Analyzing Figure 10, a strong correlation can be seen between the ideal separation factor and the feed pressure value. As the pressure increases, the ideal separation factor increases. This applies to all tested membranes, both homogeneous and heterogeneous. The trends for all these membranes are similar and the increase in the value of the ideal separation factor is approx. 40% when changing the feed pressure from 2 bar to 8 bar. A strong correlation is also observed when analyzing the influence of temperature on the value of the ideal separation factor. Here, however, the increasing temperature causes the value of the ideal separation factor to drop. The trends for the different types of membranes are similar.
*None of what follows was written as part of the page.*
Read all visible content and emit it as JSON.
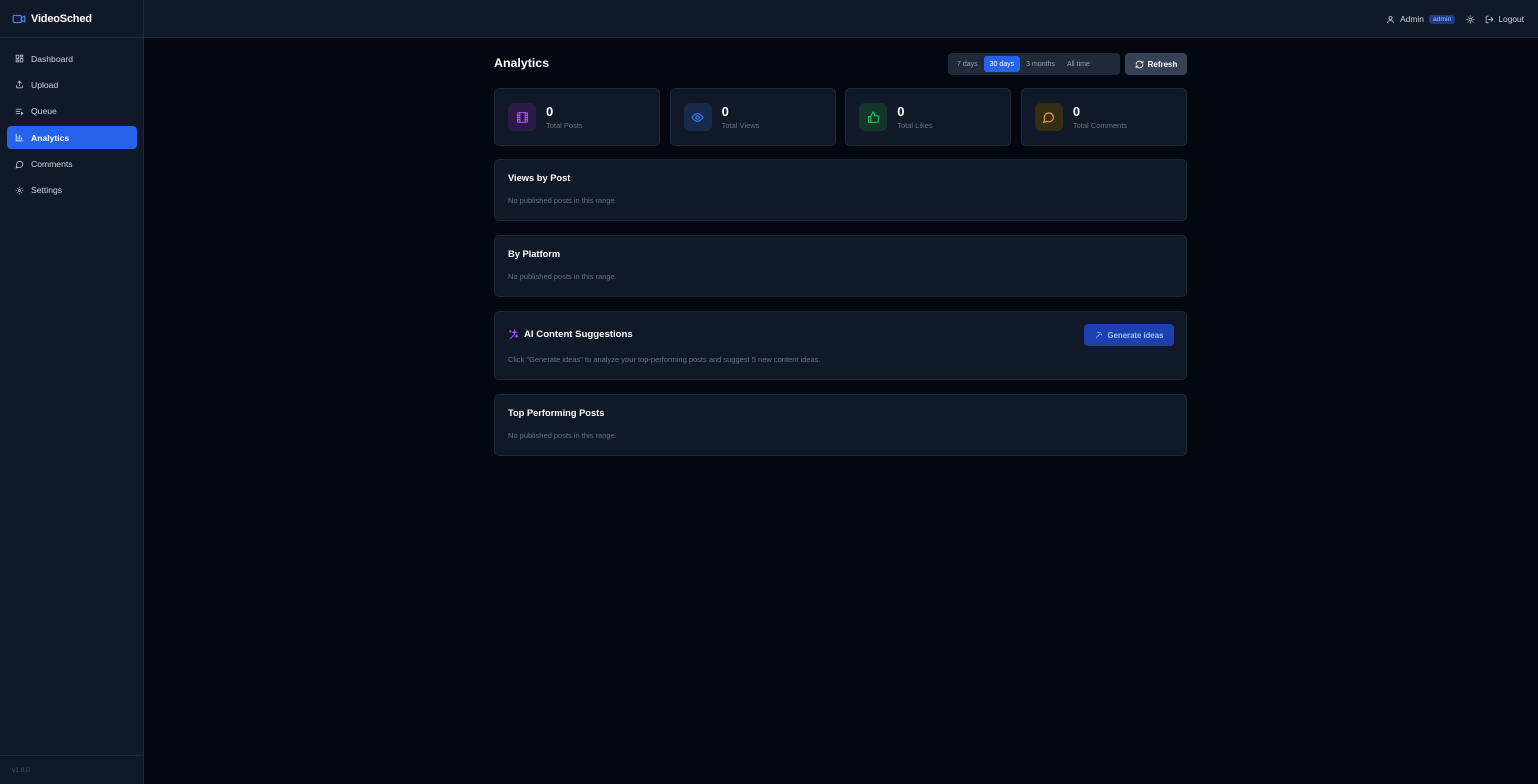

The decrease in the value of the ideal separation factor is ca. 30–45% (depending on type of filler) when changing the temperature from 25 °C to 55 °C. Physicochemical explanations of the observed effects should be sought in consideration of the influence of individual factors on the values of permeability, diffusivity, and solubility.
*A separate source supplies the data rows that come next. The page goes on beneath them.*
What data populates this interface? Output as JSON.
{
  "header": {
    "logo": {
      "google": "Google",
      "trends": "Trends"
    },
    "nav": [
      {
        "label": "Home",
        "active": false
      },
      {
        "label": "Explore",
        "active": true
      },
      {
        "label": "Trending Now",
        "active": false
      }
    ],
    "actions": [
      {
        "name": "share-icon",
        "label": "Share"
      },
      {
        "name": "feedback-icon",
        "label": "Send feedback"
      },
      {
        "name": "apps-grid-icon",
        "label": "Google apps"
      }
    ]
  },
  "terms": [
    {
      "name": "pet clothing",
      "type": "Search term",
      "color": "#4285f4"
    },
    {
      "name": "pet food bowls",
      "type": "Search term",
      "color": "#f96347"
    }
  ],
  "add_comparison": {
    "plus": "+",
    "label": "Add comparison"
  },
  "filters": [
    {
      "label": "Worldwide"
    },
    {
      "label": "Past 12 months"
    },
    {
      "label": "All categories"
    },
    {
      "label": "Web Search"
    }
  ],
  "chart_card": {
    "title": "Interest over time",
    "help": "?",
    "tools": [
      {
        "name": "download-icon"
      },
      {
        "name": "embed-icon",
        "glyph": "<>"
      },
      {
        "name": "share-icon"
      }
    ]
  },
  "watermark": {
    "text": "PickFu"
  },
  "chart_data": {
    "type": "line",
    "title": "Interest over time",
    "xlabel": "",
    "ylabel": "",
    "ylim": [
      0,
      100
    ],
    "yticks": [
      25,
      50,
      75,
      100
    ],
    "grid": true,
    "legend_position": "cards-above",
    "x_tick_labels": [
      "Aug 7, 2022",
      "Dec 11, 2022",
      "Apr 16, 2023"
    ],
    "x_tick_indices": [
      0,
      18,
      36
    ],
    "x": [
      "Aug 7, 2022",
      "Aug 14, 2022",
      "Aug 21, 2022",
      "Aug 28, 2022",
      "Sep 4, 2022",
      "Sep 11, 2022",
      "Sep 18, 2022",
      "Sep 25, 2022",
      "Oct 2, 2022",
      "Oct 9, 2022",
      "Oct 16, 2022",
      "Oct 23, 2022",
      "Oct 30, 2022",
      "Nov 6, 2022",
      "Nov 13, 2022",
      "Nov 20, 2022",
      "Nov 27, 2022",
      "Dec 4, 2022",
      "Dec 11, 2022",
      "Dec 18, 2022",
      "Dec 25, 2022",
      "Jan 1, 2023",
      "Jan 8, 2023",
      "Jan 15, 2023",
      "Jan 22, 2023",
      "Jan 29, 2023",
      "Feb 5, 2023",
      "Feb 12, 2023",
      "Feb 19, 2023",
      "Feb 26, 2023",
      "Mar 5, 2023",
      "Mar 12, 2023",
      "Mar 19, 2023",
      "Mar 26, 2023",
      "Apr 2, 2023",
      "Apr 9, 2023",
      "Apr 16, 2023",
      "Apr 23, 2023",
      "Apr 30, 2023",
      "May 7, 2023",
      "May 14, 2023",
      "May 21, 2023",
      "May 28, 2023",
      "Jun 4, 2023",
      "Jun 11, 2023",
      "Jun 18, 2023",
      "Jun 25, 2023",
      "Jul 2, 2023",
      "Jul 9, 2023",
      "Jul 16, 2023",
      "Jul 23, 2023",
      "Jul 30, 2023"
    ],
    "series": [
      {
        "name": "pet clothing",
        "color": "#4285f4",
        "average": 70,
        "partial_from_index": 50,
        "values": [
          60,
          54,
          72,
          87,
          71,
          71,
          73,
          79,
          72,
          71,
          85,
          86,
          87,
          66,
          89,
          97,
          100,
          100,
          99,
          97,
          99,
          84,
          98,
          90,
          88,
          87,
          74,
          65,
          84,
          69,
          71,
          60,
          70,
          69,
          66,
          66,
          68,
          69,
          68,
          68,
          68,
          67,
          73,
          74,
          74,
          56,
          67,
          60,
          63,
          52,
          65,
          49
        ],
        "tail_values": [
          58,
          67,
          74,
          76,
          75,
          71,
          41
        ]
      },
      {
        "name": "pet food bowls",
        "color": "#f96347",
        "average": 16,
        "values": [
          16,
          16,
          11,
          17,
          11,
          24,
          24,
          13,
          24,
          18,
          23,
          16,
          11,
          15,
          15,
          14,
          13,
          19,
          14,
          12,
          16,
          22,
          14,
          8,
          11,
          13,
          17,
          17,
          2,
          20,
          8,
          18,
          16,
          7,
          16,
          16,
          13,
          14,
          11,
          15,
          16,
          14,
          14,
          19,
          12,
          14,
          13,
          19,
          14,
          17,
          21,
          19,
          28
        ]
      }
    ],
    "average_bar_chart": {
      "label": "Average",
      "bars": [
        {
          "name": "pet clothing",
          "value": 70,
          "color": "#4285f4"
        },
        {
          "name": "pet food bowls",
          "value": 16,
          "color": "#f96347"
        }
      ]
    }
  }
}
In the literature, one can find many works devoted to research on gas permeability through membranes made of Pebax^®2533 copolymer or its modifications [57,58,59,60,61,62,63,64,65,66,67,68,69]. Therefore, it may be interesting for the readers to compare the results in the literature and the results obtained in the research of this work on the Robeson charts [25,27]. Figure 11 shows the comparison of results in the literature obtained for the pure Pebax^®2533 polymer and its modifications with the authors’ results, with the influence of pressure (Figure 11A) and temperature (Figure 11B) on the process parameters of the membranes. The considerations are limited to one gas mixture, namely the CO₂/N₂ mixture.

4. Conclusions

On the basis of the considerations presented above regarding the influence of process parameters on the diffusivity and solubility of gases, it is possible to determine the reasons for the changes in permeability of the membranes tested to the selected gases.

The value of membrane permeability to gases is influenced by both diffusion coefficient and solubility. An increase in temperature positively increases diffusivity, but negatively affects solubility. An increase in pressure negatively increases diffusivity, but positively increases solubility.

In general, an increase in temperature improves the permeability of membranes, meaning that the effect of temperature on diffusivity in this case outweighs the effect of temperature on solubility. In contrast, an increase in pressure worsens membrane permeability to N₂ and CH₄ gases, while it slightly improves permeability to CO₂. For N₂ and CH₄ gases, the effect of temperature on diffusivity appeared to be greater than the effect of temperature on solubility. For CO₂, on the other hand, the effect of temperature on solubility appeared to be the prevailing effect, which is due to the properties of the gas rather than the membrane.